Gebert was an artist faculty at the Kuhmo Chamber Music Festival since 2000, and was 2011-2020 faculty at the NTNU Norwegian University of Science and Technology in Trondheim. From Autumn 2020 she has been appointed professor of Violin at the Zürich Hochschule der Künste and from autumn 2021 professor of Chamber Music at Musik Akademie Basel. Festival performances include Ravinia Festival Steans Institute, Prussia Cove, Sarasota, Holland Music Sessions, Staunton Music Festival, Trondheim Kamfest and Barokkfest among others. Her chamber music partners have included Yefim Bronfman, Gilbert Kalish, Ik-Wan Bae, Miriam Fried, Ana Chumachenco, Guy Braunstein, David Cohen, Paul Biss, Thomas Riebl, and Svetlin Roussev.

She was a member of the Gustav Mahler Youth Orchestra and the European Union Youth Orchestra 1994–1997 and Mahler Chamber Orchestra 1997–2000.
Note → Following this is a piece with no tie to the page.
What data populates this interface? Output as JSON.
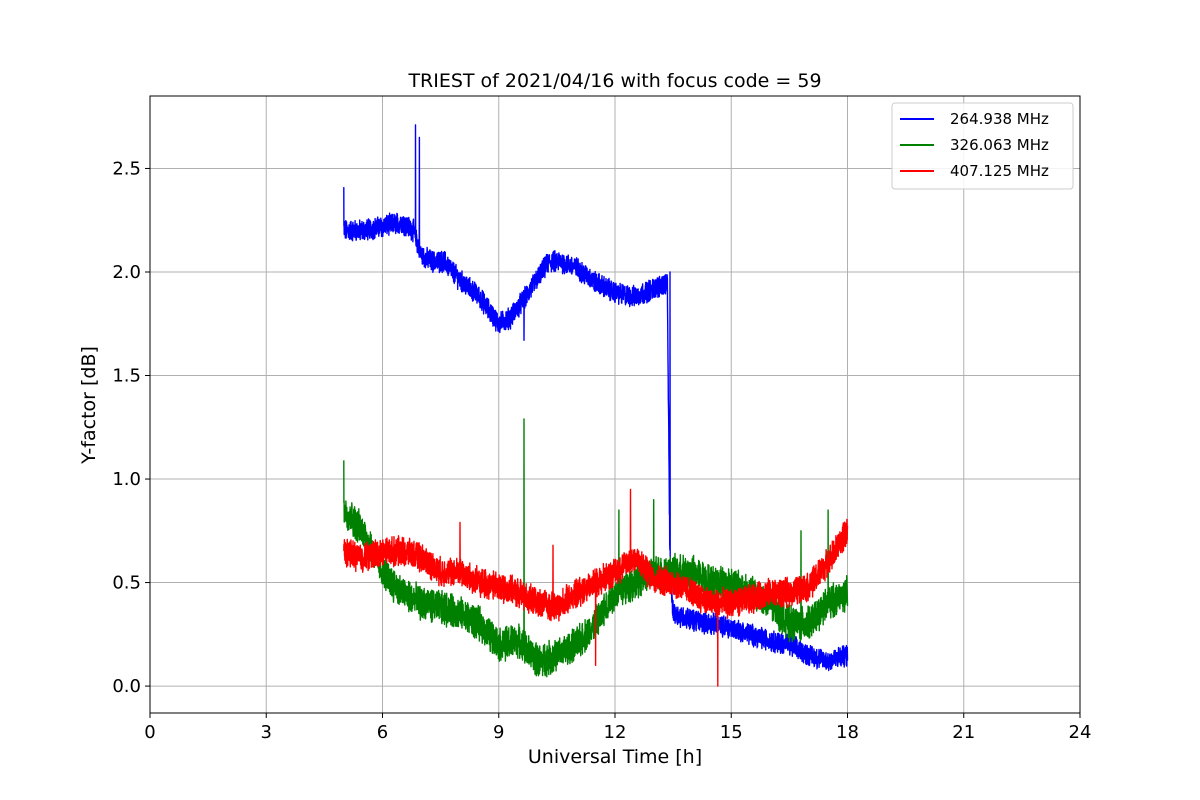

She performed substitute work on several occasions including:
- Assistant concertmaster NDR Radiophilharmonie in Hannover, Museumsorchester Frankfurt, Dortmunder Philharmoniker, Staatsphilharmonie Rheinland-Pfalz, MusikFabrik, Stockholm Royal Philharmonic Orchestra, Stavanger Symphony Orchestra, HR-Sinfonieorchester Frankfurt, Stockholm Philharmonic Orchestra
- First concertmaster WDR Rundfunkorchester, Helsinki Philharmonic Orchestra, Stockholm Opera, Odense Symphony Orchestra,
- 3rd chair 1st violin of the London Symphony Orchestra
- Leader of 2nd violins in Symphonieorchester des Bayerischen Rundfunks, Mahler Chamber Orchestra and Bayerisches Staatsorchester.
- Baroque ensembles: Berliner Barocksolisten, Trondheim Barokk, Norwegian Baroque Orchestra, Barokkanerne, La Scintilla, Helsinki Baroque Orchestra

She studied with Igor Bezrodny at Helsinki Sibelius-Academy, Magdalena Rezler in Freiburg, and Ana Chumachenco in Munich. She was a Fulbright scholar (Artist Diploma) at Indiana University in Bloomington with Miriam Fried and Paul Biss, including baroque violin studies with Stanley Ritchie. Gebert was a member of the Karajan Academy under the tutelage of Guy Braunstein and Christian Stadelmann, and a full-time substitute of the Berlin Philharmonic Orchestra 2005–2007.
She plays a Joseph Gagliano violin from 1796 on loan from a private collection.